Lo Sportello Etichettatura e Sicurezza Prodotti della Camera di commercio di Treviso - Belluno, in collaborazione con il Laboratorio Chimico della Camera di commercio di Torino e gli altri Enti del Sistema Camerale (Camere di commercio, Unioni regionali, aziende speciali del territorio) aderenti al Portale Etichettatura e Sicurezza Prodotti, organizzano un ciclo di 12 focus di approfondimento nazionali relativamente alle tematiche trattate nell'ambito del servizio Sportello Etichettatura e Sicurezza Prodotti.

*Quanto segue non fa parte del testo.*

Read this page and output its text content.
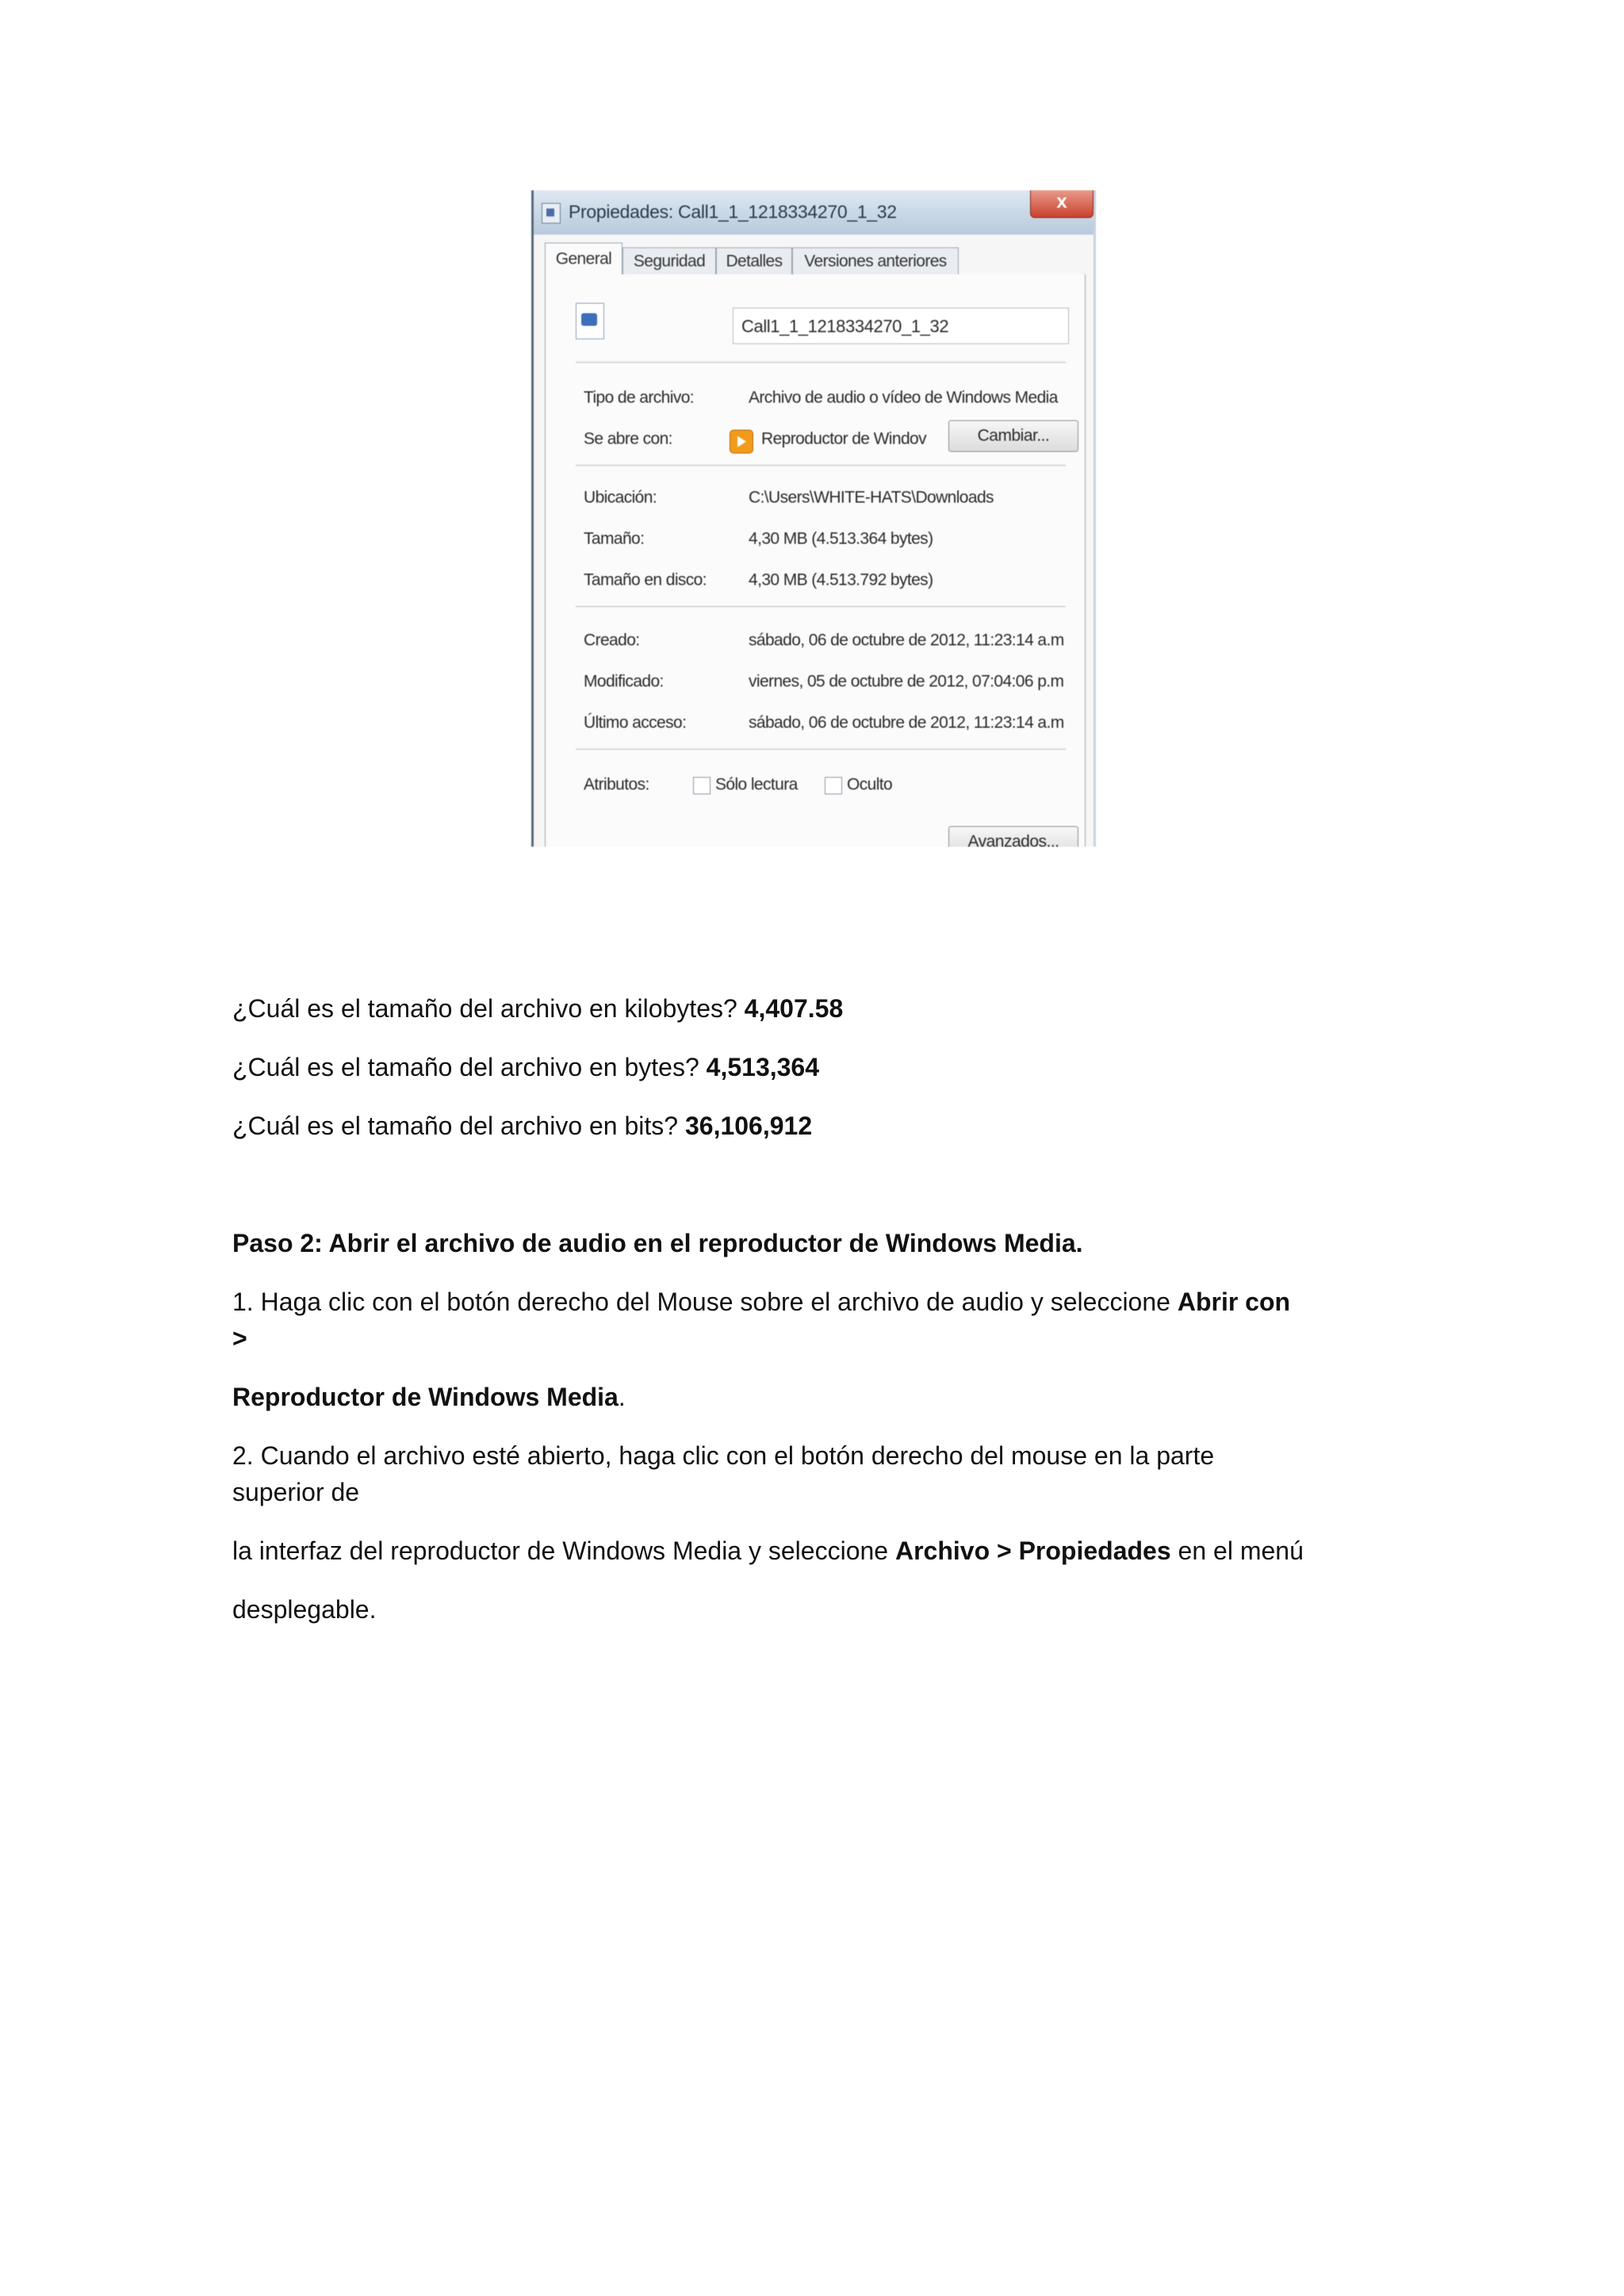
Propiedades: Call1_1_1218334270_1_32	x
General	Seguridad	Detalles	Versiones anteriores
Call1_1_1218334270_1_32
Tipo de archivo:	Archivo de audio o vídeo de Windows Media
Se abre con:	Reproductor de Windov	Cambiar...
Ubicación:	C:\Users\WHITE-HATS\Downloads
Tamaño:	4,30 MB (4.513.364 bytes)
Tamaño en disco:	4,30 MB (4.513.792 bytes)
Creado:	sábado, 06 de octubre de 2012, 11:23:14 a.m
Modificado:	viernes, 05 de octubre de 2012, 07:04:06 p.m
Último acceso:	sábado, 06 de octubre de 2012, 11:23:14 a.m
Atributos:	Sólo lectura	Oculto
Avanzados...

¿Cuál es el tamaño del archivo en kilobytes? 4,407.58

¿Cuál es el tamaño del archivo en bytes? 4,513,364

¿Cuál es el tamaño del archivo en bits? 36,106,912

Paso 2: Abrir el archivo de audio en el reproductor de Windows Media.

1. Haga clic con el botón derecho del Mouse sobre el archivo de audio y seleccione Abrir con

>

Reproductor de Windows Media.

2. Cuando el archivo esté abierto, haga clic con el botón derecho del mouse en la parte

superior de

la interfaz del reproductor de Windows Media y seleccione Archivo > Propiedades en el menú

desplegable.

Si parlerà di applicazione del Regolamento UE 2023/988, del Carbon Border Adjustment Mechanism, del Campionamento Ufficiale e Controperizia nel settore alimentare, della Chimica nascosta nei prodotti da costruzione e demolizione, e della disciplina delle Microplastiche nel Regolamento UE 2023/2055
Il primo webinar in programma si terrà mercoledì 25 marzo 2026, dalle ore9:30 alle ore 12:30 ed approfondirà l’argomento “Le Comunicazioni CE sul Regolamento UE 2023/988” Le comunicazioni sull'applicazione del Regolamento 988 per le imprese dedicato ai recenti aggiornamenti sul Regolamento (UE) 2023/988 relativo alla sicurezza generale dei prodotti, che prevede anche, dove opportuno, che siano considerate “le adeguate caratteristiche di cibersicurezza necessarie per proteggere il prodotto da influenze esterne”.